As for a successful liberal “death wish,” that is no more likely than Karl Rove’s 2004 pipe dream of a “permanent Republican majority.” Furthermore, given that the purpose of government is not the dominance of a particular political party but instead to “secure these rights” of “life, liberty, and the pursuit of happiness” and since Republicans will always eventually let us down in that regard, a brief outbreak of the liberal illness (though less severe than that which we currently suffer from) is perhaps to be hoped for in the theory that what doesn’t kill us makes us stronger.
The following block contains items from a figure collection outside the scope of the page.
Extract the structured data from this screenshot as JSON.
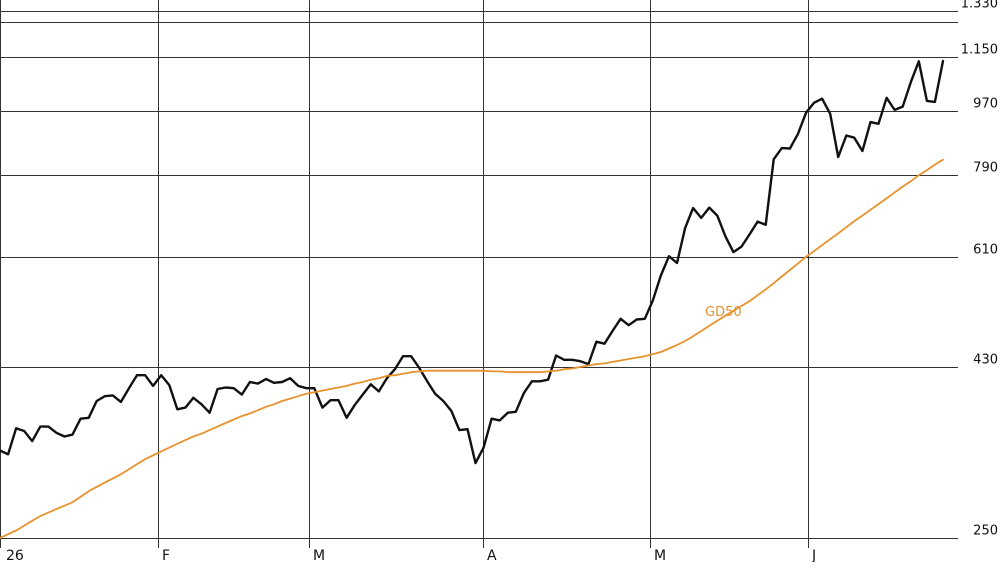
{
  "chart_data": {
    "type": "line",
    "y_scale": "log",
    "ylim": [
      250,
      1330
    ],
    "y_ticks": [
      {
        "value": 250,
        "label": "250"
      },
      {
        "value": 430,
        "label": "430"
      },
      {
        "value": 610,
        "label": "610"
      },
      {
        "value": 790,
        "label": "790"
      },
      {
        "value": 970,
        "label": "970"
      },
      {
        "value": 1150,
        "label": "1.150"
      },
      {
        "value": 1330,
        "label": "1.330"
      }
    ],
    "x_ticks": [
      "26",
      "F",
      "M",
      "A",
      "M",
      "J"
    ],
    "grid": true,
    "colors": {
      "price": "#111111",
      "ma": "#E8922E",
      "grid": "#333333"
    },
    "series": [
      {
        "name": "",
        "values": [
          330,
          326,
          354,
          351,
          340,
          356,
          356,
          349,
          345,
          347,
          365,
          366,
          386,
          392,
          393,
          385,
          402,
          419,
          419,
          405,
          419,
          406,
          376,
          378,
          390,
          382,
          372,
          401,
          403,
          402,
          394,
          410,
          408,
          414,
          409,
          410,
          415,
          405,
          402,
          402,
          378,
          387,
          387,
          366,
          381,
          394,
          407,
          398,
          415,
          427,
          445,
          445,
          429,
          411,
          395,
          386,
          374,
          352,
          353,
          317,
          333,
          365,
          363,
          372,
          373,
          396,
          411,
          411,
          413,
          446,
          440,
          440,
          438,
          434,
          466,
          463,
          482,
          501,
          491,
          500,
          501,
          531,
          575,
          611,
          598,
          668,
          712,
          690,
          713,
          695,
          651,
          619,
          630,
          655,
          682,
          675,
          831,
          861,
          860,
          900,
          963,
          994,
          1007,
          960,
          837,
          896,
          890,
          853,
          935,
          930,
          1010,
          972,
          982,
          1061,
          1134,
          1000,
          997,
          1135
        ],
        "source": "daily close, read from line"
      },
      {
        "name": "GD50",
        "values": [
          250,
          253,
          256,
          260,
          264,
          268,
          271,
          274,
          277,
          280,
          285,
          290,
          294,
          298,
          302,
          306,
          311,
          316,
          321,
          325,
          329,
          333,
          337,
          341,
          345,
          348,
          352,
          356,
          360,
          364,
          368,
          371,
          375,
          379,
          382,
          386,
          389,
          392,
          395,
          397,
          399,
          401,
          403,
          405,
          408,
          410,
          413,
          415,
          418,
          419,
          421,
          423,
          424,
          425,
          425,
          425,
          425,
          425,
          425,
          425,
          425,
          424,
          424,
          423,
          423,
          423,
          423,
          423,
          424,
          425,
          427,
          428,
          430,
          432,
          434,
          435,
          437,
          439,
          441,
          443,
          445,
          448,
          451,
          456,
          461,
          467,
          474,
          482,
          490,
          498,
          506,
          514,
          522,
          530,
          540,
          550,
          561,
          573,
          585,
          597,
          610,
          621,
          633,
          645,
          657,
          670,
          683,
          695,
          708,
          721,
          734,
          748,
          762,
          775,
          790,
          803,
          817,
          830
        ],
        "label": "GD50"
      }
    ]
  }
}
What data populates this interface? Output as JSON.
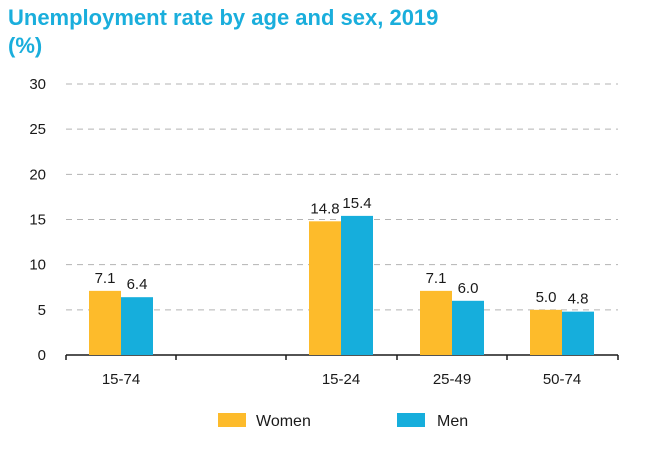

If a liberal president like Bill Clinton could opine, as RET notes, that “the era of big government is over” only to have it return bigger than ever just a dozen years later, we should assume that the era will never really end; perhaps it may pause.

Even if I thought RET’s optimism were well-founded, I would caution against the complacency it can cause, both in the short term (such as the 2014 elections) as well as in the longer view. The final word on the subject should be the Gipper’s, from the end of his 1961 speech entitled “Encroaching Control“: “Freedom is never more than one generation away from extinction.”